His
scenery is only fit to be glanced at from dioramic distance; his Indians
are academic figures only. He would have made the best of pictures, if
he could have used his own eyes for studies and sketches; as it is, his
success is wonderful, but inadequate.
McKenney's Tour to the Lakes is the dullest of books, yet faithful and
quiet, and gives some facts not to be met with elsewhere.
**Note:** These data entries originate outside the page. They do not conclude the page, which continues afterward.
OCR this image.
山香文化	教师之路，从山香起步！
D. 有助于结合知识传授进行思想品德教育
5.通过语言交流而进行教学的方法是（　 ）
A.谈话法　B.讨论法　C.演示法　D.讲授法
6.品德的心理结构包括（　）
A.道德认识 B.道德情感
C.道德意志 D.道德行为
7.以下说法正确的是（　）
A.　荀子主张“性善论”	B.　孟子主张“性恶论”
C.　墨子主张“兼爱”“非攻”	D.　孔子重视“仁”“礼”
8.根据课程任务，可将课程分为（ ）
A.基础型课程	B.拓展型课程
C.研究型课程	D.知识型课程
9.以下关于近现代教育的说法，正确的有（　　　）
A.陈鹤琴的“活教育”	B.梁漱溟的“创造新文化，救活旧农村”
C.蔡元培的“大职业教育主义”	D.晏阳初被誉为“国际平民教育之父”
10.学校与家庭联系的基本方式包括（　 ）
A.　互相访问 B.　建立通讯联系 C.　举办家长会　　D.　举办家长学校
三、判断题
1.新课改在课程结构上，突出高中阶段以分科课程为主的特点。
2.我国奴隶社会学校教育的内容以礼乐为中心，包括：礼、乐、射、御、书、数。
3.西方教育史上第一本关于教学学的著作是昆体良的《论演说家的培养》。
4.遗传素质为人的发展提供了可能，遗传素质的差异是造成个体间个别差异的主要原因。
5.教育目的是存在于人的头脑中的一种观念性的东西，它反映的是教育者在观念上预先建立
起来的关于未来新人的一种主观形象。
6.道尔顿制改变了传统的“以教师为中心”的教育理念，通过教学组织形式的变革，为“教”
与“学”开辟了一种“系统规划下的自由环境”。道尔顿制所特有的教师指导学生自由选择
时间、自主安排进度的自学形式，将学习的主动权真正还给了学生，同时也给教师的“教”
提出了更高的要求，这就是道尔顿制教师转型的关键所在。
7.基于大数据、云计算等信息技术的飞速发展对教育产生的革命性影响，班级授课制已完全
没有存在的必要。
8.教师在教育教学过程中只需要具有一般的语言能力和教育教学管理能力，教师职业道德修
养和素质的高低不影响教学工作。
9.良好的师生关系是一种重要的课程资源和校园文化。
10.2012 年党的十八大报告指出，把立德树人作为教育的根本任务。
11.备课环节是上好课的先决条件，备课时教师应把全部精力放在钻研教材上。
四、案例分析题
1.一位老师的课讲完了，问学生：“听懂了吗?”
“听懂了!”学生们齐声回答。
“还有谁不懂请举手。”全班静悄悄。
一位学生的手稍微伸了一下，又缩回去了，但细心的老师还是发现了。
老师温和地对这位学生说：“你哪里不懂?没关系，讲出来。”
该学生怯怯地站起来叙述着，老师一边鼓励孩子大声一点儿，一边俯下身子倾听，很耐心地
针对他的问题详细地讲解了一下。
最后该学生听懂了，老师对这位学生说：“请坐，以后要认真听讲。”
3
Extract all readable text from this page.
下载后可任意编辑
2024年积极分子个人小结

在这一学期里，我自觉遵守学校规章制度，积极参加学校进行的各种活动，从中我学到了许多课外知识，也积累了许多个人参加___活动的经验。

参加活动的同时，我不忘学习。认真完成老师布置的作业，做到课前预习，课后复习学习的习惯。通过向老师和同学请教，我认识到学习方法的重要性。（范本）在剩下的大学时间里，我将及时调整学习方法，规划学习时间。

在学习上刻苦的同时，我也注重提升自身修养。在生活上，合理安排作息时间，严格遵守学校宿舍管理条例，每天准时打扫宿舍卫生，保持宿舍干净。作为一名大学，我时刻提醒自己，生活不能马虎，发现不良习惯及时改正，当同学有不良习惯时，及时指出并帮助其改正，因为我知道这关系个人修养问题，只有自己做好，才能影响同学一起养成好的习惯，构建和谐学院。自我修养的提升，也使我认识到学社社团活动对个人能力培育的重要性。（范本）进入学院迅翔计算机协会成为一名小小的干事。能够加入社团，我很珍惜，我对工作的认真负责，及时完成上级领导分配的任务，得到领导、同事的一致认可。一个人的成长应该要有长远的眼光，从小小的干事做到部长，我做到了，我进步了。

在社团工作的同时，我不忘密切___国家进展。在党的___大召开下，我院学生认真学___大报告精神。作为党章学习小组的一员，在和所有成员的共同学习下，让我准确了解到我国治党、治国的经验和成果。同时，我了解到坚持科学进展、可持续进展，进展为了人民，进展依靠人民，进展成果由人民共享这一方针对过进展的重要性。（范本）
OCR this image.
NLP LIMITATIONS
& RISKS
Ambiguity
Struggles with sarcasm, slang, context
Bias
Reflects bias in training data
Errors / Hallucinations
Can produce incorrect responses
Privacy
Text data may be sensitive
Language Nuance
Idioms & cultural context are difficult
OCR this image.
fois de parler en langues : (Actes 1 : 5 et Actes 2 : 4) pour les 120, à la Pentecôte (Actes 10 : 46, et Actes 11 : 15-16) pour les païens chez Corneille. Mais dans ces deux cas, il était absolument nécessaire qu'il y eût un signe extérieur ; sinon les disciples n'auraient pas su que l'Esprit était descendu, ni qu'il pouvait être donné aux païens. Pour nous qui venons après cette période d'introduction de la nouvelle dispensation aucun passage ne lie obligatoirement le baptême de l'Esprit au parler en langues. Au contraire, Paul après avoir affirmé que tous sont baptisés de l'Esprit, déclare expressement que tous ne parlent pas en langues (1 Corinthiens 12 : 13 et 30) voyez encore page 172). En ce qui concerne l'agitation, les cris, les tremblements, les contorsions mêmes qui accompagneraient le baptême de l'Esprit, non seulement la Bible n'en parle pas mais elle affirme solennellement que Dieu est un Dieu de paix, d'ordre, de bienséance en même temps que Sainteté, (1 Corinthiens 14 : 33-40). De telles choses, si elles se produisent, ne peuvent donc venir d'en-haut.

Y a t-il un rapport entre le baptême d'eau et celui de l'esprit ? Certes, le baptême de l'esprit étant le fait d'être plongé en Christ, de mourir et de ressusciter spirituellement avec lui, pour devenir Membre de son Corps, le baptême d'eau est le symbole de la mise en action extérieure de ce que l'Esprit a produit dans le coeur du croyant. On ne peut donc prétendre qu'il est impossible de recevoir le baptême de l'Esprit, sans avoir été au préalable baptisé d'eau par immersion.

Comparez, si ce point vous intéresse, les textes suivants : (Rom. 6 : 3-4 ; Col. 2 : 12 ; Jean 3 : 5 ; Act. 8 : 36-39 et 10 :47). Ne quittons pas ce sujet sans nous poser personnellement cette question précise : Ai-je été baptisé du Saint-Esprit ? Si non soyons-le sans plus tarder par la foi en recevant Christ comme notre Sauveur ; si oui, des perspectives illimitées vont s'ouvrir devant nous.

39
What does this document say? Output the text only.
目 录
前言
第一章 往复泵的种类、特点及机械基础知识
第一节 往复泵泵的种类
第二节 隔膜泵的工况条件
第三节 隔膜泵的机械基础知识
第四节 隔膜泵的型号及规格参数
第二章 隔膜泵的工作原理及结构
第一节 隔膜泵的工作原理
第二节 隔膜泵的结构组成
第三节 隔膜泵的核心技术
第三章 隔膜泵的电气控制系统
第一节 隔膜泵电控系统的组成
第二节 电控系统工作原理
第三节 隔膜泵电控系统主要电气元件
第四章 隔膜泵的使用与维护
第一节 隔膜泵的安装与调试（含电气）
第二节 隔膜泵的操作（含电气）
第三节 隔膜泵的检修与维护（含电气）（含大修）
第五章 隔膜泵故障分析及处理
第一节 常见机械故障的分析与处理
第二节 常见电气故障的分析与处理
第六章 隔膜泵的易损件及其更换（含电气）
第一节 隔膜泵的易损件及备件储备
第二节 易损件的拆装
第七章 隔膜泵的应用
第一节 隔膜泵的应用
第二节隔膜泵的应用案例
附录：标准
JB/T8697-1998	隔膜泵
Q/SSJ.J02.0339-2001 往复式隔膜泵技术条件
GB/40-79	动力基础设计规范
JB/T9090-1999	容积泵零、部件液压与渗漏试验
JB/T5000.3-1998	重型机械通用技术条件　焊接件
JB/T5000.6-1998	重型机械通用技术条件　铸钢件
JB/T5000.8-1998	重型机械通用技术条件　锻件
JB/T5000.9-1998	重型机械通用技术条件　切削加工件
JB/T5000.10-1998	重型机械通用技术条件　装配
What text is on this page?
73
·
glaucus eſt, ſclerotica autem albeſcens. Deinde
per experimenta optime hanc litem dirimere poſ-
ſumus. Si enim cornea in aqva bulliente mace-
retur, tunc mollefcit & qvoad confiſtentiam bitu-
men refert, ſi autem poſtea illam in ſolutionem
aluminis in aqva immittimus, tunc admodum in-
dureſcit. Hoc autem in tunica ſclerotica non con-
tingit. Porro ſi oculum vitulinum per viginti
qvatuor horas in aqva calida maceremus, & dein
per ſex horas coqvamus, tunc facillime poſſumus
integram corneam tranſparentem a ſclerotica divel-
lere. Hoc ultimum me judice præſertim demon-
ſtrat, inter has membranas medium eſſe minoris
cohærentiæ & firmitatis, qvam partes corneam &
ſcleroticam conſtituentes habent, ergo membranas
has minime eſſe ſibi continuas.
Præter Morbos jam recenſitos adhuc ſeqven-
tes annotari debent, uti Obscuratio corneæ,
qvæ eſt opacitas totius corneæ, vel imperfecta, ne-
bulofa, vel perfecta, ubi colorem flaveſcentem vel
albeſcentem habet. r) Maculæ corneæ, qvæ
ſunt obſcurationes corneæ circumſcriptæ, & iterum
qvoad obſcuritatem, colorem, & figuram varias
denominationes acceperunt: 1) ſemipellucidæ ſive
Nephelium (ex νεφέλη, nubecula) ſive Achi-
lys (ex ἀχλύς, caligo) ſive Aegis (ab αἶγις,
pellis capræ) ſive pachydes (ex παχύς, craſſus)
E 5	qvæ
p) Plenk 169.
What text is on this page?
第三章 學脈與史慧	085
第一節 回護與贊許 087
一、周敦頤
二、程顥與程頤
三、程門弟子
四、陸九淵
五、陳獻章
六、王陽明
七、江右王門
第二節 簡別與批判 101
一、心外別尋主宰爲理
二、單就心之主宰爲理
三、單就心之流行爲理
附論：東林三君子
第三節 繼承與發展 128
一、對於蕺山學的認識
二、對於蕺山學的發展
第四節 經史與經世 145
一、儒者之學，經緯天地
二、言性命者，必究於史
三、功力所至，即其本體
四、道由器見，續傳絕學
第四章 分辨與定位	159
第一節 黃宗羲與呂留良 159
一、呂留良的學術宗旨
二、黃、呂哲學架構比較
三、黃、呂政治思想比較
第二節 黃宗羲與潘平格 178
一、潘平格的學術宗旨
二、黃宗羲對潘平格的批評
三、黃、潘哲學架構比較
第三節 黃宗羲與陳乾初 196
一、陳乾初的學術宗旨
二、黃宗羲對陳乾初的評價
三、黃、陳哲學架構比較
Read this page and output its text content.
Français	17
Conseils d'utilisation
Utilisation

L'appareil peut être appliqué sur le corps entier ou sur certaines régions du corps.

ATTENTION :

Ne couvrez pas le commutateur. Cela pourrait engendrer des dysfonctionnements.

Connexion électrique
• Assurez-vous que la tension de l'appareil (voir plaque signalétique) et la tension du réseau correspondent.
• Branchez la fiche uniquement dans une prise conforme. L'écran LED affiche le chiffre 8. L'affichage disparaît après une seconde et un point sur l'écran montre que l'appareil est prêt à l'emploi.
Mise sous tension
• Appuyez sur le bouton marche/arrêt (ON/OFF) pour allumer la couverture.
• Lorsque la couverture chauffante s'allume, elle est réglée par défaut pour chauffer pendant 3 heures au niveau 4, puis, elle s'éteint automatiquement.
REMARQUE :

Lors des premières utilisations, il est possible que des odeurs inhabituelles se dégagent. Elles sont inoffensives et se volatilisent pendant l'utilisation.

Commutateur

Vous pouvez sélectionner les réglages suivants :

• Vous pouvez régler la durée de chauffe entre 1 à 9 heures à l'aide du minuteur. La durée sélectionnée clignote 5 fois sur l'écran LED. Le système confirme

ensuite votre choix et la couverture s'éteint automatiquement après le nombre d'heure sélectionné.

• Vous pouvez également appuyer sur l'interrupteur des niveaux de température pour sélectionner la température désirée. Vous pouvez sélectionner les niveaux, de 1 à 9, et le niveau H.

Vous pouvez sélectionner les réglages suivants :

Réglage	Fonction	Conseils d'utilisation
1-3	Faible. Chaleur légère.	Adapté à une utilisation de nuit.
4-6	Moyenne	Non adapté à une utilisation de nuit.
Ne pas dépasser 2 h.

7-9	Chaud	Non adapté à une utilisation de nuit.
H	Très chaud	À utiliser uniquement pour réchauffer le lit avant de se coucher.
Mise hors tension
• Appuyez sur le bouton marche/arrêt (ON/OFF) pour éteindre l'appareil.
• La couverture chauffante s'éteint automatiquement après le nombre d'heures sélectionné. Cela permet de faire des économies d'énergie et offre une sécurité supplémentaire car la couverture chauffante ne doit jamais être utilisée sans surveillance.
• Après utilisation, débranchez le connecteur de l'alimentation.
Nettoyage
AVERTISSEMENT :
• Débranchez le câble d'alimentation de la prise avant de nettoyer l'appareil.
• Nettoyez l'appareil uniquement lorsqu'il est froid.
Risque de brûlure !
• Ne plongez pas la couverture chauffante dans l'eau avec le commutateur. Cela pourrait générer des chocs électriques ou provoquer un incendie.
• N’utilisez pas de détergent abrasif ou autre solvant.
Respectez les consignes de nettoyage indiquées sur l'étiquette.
I also read a collection of Indian anecdotes and speeches, the worst
compiled and arranged book possible, yet not without clues of some
value. All these books I read in anticipation of a canoe-voyage on Lake
Superior as far as the Pictured Rocks, and, though I was afterwards
compelled to give up this project, they aided me in judging of what I
afterwards saw and heard of the Indians.
In Chicago I first saw the beautiful prairie flowers. They were in their
glory the first ten days we were there--
"The golden and the flame-like flowers."
The flame-like flower I was taught afterwards, by an Indian girl, to
call "Wickapee;" and she told me, too, that its splendors had a useful
side, for it was used by the Indians as a remedy for an illness to which
they were subject.
Beside these brilliant flowers, which gemmed and gilt the grass in a
sunny afternoon's drive near the blue lake, between the low oakwood and
the narrow beach, stimulated, whether sensuously by the optic nerve,
unused to so much gold and crimson with such tender green, or
symbolically through some meaning dimly seen in the flowers, I enjoyed a
sort of fairyland exultation never felt before, and the first drive amid
the flowers gave me anticipation of the beauty of the prairies.